The money would be supplemented by an undisclosed amount from Clinton's foundation and would be used to make anti-retroviral drugs for the treatment of HIV/AIDS more readily available and to improve testing and monitoring systems in the three countries.
Clinton said the partnership would focus in part on providing treatment for children infected with the disease in Vietnam and Papua New Guinea.
He said about 500,000 children died of AIDS around the world last year.
"The idea that these children are dying like flies and people like us, with the money we have, are walking away from them and not keeping them alive is inexcusable," Clinton told a business forum in Sydney.
Clinton's foundation has recently announced HIV/AIDS programs in India, the second-worst affected nation after South Africa, as well as with nine drug companies to help cut the cost of testing and treatment in 50 developing countries.

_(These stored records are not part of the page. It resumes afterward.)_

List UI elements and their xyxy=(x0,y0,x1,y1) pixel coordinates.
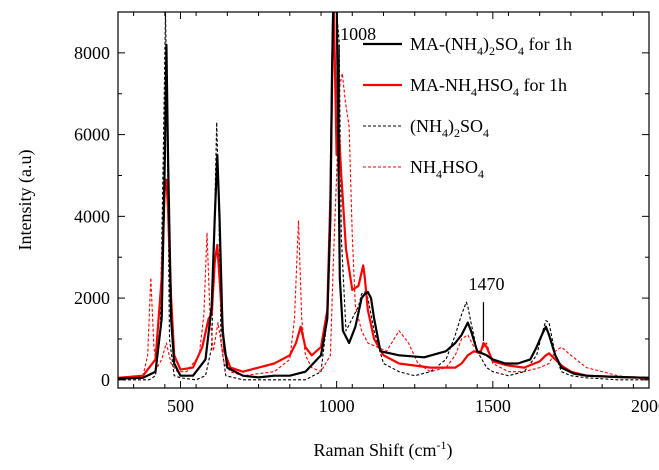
axis-ticks: 500 1000 1500 2000 0 2000 4000 6000 8000 xyxy=(74,12,659,416)
legend-label-2: MA-NH4HSO4 for 1h xyxy=(410,75,567,99)
series-line-3 xyxy=(118,12,649,381)
legend-label-3: (NH4)2SO4 xyxy=(410,116,489,140)
x-axis-label-end: ) xyxy=(446,440,452,461)
y-tick-label: 8000 xyxy=(74,43,110,63)
series-line-2 xyxy=(118,12,649,379)
x-axis-label: Raman Shift (cm-1) xyxy=(314,438,453,461)
y-tick-label: 2000 xyxy=(74,288,110,308)
annotations: 1008 1470 xyxy=(338,24,504,341)
y-axis-label: Intensity (a.u) xyxy=(15,150,36,251)
annotation-1470: 1470 xyxy=(468,274,504,294)
x-axis-label-sup: -1 xyxy=(436,438,446,452)
x-tick-label: 1000 xyxy=(319,396,355,416)
x-tick-label: 1500 xyxy=(475,396,511,416)
series-line-4 xyxy=(118,72,649,381)
annotation-1008: 1008 xyxy=(340,24,376,44)
legend-label-4: NH4HSO4 xyxy=(410,157,484,181)
y-tick-label: 6000 xyxy=(74,125,110,145)
x-axis-label-main: Raman Shift (cm xyxy=(314,440,437,461)
series-line-1 xyxy=(118,12,649,380)
legend-label-1: MA-(NH4)2SO4 for 1h xyxy=(410,34,572,58)
plot-frame xyxy=(117,11,650,389)
legend: MA-(NH4)2SO4 for 1h MA-NH4HSO4 for 1h (NH4… xyxy=(363,34,572,181)
y-tick-label: 0 xyxy=(101,370,110,390)
x-tick-label: 500 xyxy=(167,396,194,416)
y-tick-label: 4000 xyxy=(74,206,110,226)
x-tick-label: 2000 xyxy=(631,396,659,416)
series-layer xyxy=(118,12,649,381)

"There is clearly a moral imperative to do something about this," Clinton said.
"There are places in Africa, and indeed there are villages in rural China, where there are no young adults left," he said.
"There is medicine which stops transmission to children of pregnant women about 100 percent of the time," he said. "And finally there are anti-retrovirals which will give almost all children and adults a normal lifespan if they're given as part of an overall health plan."
Under its HIV/AIDS initiative, the Clinton Foundation acts as a broker between drug makers and the governments of around 50 of the poorest countries in Africa, Asia and Latin America.
Clinton announced last month that his foundation had negotiated major price discounts on AIDS tests and drugs with nine companies from five countries, including India and China.
About 25,000 people died from AIDS in China last year. Last month, Beijing lowered its estimate of the number of people living with HIV/AIDS by about 30 percent to 650,000, although AusAID and UNAIDS estimates put the number at 800,000.
Vietnam, China and Indonesia face the fastest-growing HIV epidemic in the world.
Papua New Guinea, to Australia's north, faces an epidemic of similar proportions.